Following successful large-scale treatment of populations in affected areas in Latin America since 1992 with the support of international partners, Colombia and Ecuador were able to stop transmission of the disease in 2007 and 2009 respectively, leading to successful verification of onchocerciasis elimination by WHO in 2013 and 2014 respectively. Mexico and Guatemala were also able to stop transmission in 2011 and are currently completing and filing a formal request to WHO for similar exercise. So far, 11 out of 13 foci in the Americas have stopped MDA. The remaining two foci (one in Brazil and the other in Venezuela) are actually a single transmission zone shared by the two countries. These two foci stand as the last cross-border challenge to eliminate the disease among the Yanomami indigenous people within the region.

At the 66th session of the World Health Assembly (WHA66) in May 2014 in Geneva, Ministers of Health from Brazil and Venezuela signed a new bi-national agreement that specifically aims to heighten coordinated cross-border health interventions required to break transmission in the Yanomami Area as soon as possible.
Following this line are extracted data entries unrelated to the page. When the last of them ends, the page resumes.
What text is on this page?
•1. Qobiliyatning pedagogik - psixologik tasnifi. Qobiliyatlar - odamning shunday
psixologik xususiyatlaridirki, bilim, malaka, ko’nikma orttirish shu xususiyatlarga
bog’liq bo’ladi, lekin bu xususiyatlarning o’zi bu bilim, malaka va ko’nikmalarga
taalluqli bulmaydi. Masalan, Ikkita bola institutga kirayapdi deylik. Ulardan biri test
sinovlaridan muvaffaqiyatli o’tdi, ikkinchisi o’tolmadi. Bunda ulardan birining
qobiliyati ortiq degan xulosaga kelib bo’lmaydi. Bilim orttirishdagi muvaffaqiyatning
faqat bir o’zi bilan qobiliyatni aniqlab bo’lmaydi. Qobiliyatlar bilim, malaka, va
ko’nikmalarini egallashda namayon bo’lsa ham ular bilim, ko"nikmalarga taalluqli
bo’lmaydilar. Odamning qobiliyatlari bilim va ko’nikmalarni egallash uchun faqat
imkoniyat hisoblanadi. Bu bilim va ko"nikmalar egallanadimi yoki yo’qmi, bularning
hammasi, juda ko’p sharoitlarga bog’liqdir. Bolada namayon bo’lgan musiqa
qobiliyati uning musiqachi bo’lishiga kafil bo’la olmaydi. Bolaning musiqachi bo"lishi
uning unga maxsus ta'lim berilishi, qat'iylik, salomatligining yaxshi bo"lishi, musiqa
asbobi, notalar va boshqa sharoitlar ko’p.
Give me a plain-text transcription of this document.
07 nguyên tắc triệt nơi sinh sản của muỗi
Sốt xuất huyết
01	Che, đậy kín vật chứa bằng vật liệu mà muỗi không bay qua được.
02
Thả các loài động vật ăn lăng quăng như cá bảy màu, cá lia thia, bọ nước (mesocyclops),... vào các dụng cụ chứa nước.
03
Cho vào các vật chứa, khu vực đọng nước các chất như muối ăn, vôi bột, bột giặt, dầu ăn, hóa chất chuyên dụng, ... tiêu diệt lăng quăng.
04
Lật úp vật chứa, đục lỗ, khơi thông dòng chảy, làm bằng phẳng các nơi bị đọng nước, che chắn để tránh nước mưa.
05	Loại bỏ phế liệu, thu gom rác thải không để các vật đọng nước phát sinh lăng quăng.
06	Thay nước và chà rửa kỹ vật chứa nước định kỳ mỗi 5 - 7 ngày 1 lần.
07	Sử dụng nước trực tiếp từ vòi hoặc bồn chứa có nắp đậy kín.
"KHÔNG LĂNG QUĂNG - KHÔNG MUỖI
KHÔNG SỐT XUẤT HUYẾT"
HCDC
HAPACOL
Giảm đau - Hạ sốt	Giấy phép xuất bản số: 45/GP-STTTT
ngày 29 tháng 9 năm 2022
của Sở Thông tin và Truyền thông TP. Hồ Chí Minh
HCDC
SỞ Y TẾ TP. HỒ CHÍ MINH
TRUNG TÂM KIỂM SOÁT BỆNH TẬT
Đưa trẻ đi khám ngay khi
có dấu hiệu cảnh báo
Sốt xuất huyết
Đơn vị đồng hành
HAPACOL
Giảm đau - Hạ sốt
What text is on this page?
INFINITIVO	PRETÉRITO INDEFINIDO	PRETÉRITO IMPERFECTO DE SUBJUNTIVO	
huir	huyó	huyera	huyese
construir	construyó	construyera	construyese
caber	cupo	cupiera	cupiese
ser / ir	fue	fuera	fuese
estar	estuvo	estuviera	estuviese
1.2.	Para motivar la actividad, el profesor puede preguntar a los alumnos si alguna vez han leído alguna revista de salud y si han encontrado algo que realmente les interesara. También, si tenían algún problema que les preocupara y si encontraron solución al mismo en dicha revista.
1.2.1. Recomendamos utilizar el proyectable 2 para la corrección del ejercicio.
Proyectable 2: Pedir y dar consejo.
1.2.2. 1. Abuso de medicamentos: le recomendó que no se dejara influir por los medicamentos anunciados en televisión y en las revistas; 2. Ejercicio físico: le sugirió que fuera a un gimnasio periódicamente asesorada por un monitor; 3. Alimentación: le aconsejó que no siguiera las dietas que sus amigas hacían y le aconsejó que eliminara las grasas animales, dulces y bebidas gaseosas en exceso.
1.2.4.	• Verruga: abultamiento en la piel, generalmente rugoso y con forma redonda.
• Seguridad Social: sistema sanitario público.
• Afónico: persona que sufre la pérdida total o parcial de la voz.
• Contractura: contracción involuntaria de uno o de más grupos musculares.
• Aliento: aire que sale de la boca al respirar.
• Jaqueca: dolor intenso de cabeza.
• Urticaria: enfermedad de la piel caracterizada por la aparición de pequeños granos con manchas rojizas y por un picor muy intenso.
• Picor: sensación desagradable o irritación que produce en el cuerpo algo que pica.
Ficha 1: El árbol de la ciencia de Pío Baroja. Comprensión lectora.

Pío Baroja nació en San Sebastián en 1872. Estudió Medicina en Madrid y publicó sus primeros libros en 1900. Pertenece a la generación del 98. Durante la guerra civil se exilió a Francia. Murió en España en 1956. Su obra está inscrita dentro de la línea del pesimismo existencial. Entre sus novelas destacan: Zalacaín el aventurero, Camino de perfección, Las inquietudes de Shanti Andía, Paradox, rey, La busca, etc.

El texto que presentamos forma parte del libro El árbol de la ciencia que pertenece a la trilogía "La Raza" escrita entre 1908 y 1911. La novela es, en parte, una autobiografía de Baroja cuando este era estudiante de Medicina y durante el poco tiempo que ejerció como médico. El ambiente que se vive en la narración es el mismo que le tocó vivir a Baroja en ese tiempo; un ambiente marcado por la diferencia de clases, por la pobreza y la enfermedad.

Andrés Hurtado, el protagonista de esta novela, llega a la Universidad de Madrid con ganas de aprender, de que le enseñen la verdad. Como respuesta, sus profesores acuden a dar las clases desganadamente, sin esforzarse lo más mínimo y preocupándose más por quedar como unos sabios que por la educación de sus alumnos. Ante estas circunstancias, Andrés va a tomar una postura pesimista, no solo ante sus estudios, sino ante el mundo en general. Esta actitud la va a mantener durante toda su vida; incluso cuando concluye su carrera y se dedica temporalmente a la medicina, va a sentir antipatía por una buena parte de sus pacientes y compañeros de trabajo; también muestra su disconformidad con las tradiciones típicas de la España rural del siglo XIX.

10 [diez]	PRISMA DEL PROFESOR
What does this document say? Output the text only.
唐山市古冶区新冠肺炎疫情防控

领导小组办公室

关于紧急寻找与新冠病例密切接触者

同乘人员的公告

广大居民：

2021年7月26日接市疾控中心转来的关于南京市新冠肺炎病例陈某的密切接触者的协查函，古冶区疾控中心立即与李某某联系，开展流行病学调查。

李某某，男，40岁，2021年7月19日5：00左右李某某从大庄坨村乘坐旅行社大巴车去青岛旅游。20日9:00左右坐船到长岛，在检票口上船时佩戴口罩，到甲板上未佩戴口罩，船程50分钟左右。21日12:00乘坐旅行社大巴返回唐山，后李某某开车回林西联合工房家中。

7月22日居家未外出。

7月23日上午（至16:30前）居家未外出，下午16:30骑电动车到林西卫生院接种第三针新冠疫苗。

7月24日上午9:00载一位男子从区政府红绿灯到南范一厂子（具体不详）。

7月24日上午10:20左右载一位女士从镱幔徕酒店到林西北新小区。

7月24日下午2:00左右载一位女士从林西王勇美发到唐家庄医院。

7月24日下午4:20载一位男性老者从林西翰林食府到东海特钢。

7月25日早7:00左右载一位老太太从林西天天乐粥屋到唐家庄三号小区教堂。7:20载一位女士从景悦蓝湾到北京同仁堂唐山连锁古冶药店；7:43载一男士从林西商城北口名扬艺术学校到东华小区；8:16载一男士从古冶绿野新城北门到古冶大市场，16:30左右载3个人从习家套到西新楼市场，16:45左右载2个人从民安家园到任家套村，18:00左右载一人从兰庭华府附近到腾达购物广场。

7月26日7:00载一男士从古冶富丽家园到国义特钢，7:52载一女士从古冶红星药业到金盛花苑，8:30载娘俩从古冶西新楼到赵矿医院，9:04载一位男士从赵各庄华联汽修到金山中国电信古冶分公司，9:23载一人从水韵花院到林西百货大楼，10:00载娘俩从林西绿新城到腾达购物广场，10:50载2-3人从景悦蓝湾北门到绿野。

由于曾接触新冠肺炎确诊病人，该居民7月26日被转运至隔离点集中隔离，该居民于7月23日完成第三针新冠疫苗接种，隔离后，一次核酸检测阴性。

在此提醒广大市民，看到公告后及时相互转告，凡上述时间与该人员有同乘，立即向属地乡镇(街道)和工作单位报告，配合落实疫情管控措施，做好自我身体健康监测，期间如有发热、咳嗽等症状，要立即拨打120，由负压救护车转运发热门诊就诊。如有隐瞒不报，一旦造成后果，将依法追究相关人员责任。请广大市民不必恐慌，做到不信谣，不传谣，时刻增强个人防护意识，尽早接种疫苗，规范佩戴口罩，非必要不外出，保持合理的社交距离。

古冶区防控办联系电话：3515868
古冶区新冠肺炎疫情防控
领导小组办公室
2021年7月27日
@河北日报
The agreement would allow to extend the mass drug administration (MDA) strategy, additional technical and administrative personnel, improved surveillance, and a binational technical multi-disciplinary team that engages the Yanomami people in the decision making process. Cross border operations to provide treatments and to find any as yet undiscovered communities along the border would be addressed by a technical committee to be constituted as part of the new agreement.


1Benin, Burkina Faso, Burundi, Cameroon, Chad, Congo, Côte d’Ivoire, Democratic Republic of Congo, Ethiopia, Equatorial Guinea, Ghana, Guinea, Guinea Bissau, Liberia, Malawi, Mali, Nigeria, Senegal, Sierra Leone, South Sudan, Sudan, Togo, Uganda and the United republic of Tanzania.